Adam Przeworski, outro cientista político de peso, analisou as democracias e concluiu que elas só sobrevivem porque ninguém tem certeza de que estará no poder para sempre. Não há princípio moral: há medo. Cálculo de risco. A ideia de que a política é a busca pelo bem comum começa a soar como aqueles discursos que até quem faz não acredita.
E o sistema de partidos, a imprensa, os lobbies?
Schattschneider, em The Semi-Sovereign People, mostrou que a democracia não é o governo do povo, mas sim um teatro onde as elites escolhem quais temas entram na pauta pública. Controlar a pauta é controlar o jogo. Qualquer semelhança com o que Trasímaco dizia não é coincidência.
Sócrates tenta rebater. Se a justiça fosse apenas conveniência dos mais fortes, como explicar aos governantes que aprovam leis contra seus próprios interesses? E mais: um bom governante deve buscar o bem da comunidade, não apenas o próprio.
Ah, claro. Como se não tivéssemos visto inúmeros líderes justificando suas medidas mais egoístas como sacrifício pelo povo.
Mas alguns personagens surpreendem. Por exemplo, quando George Washington recusou um terceiro mandato para evitar a concentração de poder, ou quando Dom Pedro II abdicou do trono sem resistência, pensando na estabilidade do Brasil em vez de seus próprios interesses.
Leo Strauss, um dos mais sagazes leitores de Platão, sugere que Sócrates nunca venceu esse debate. Ele desmontou algumas falhas no raciocínio de Trasímaco, mas não provou que a justiça não é um instrumento do poder. E se for?
Os cientistas políticos, quando são verdadeiramente cientistas, não importa no que creem. Ou acertam ou erram. E quando a esquerda bebe na fonte da ciência, e a direita também, há convergência.

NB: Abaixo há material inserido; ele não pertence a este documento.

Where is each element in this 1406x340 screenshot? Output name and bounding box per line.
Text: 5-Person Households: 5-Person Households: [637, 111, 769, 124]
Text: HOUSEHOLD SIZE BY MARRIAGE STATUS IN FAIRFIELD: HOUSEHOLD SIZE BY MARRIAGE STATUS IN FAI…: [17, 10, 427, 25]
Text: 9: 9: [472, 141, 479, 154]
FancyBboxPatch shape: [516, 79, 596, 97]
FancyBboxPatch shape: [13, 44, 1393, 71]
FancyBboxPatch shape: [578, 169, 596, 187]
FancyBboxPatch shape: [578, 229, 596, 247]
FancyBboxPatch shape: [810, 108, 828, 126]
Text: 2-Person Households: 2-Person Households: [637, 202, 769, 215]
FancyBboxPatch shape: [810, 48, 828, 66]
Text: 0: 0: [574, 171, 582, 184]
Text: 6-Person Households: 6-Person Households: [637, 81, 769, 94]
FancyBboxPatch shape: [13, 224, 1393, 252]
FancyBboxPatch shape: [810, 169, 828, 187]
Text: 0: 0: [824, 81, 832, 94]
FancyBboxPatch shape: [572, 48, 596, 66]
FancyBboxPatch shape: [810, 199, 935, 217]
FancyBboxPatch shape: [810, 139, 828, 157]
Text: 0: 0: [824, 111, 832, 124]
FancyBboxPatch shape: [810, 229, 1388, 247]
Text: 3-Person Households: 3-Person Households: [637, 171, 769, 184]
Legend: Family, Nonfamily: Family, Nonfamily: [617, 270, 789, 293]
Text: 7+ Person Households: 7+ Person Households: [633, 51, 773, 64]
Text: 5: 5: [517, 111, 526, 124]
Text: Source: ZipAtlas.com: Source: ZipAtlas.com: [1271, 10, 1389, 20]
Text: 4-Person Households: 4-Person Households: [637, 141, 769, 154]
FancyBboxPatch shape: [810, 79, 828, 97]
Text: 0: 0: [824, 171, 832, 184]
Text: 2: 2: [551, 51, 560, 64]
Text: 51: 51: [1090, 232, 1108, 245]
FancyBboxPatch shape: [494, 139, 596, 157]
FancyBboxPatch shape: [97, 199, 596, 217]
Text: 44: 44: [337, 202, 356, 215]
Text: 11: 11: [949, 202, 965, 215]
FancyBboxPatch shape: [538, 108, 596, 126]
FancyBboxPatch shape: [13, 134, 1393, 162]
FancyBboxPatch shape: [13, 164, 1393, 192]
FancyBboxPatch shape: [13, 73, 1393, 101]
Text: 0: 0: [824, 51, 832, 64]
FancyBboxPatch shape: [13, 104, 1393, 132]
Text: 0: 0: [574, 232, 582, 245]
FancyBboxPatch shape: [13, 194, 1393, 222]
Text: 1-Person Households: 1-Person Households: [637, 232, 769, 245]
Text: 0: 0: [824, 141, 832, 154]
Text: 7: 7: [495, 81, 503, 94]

Aristóteles dizia que a política deveria visar ao bem comum. São Tomás de Aquino queria uma ordem justa, sustentada pela virtude do governante e do governado. Mas a realidade segue dura. A política segue sendo poder, cálculo e interesses. Seja no Estado como organização criminosa de Tilly, na democracia como equilíbrio instável de Przeworski, ou no jogo das elites de Schattschneider, Trasímaco continua rindo.
Eu gosto de ter esperança. Porque, apesar de tudo, há momentos em que sacrifícios acontecem, interesses cedem espaço à virtude, e a política, ainda que por um instante, se torna mais do que um jogo de força. Talvez sejam exceções, talvez ilusões. Mas são essas pequenas fagulhas que impedem que o Trasímaco vença para sempre.
Sócrates não refutou Trasímaco completamente, mas seguiu adiante e nos deu uma grande lição: a moralização da política começa quando nos recusamos a aceitar a política apenas como um jogo de força. Por isso gosto tanto de Hannah Arendt, que insistia, sozinha, que a política acaba onde começa a força.
Talvez não seja possível provar que a justiça não é a conveniência dos mais fortes. Mas, se não for, ao menos podemos fingir bem o bastante para que Trasímaco não ria tão alto.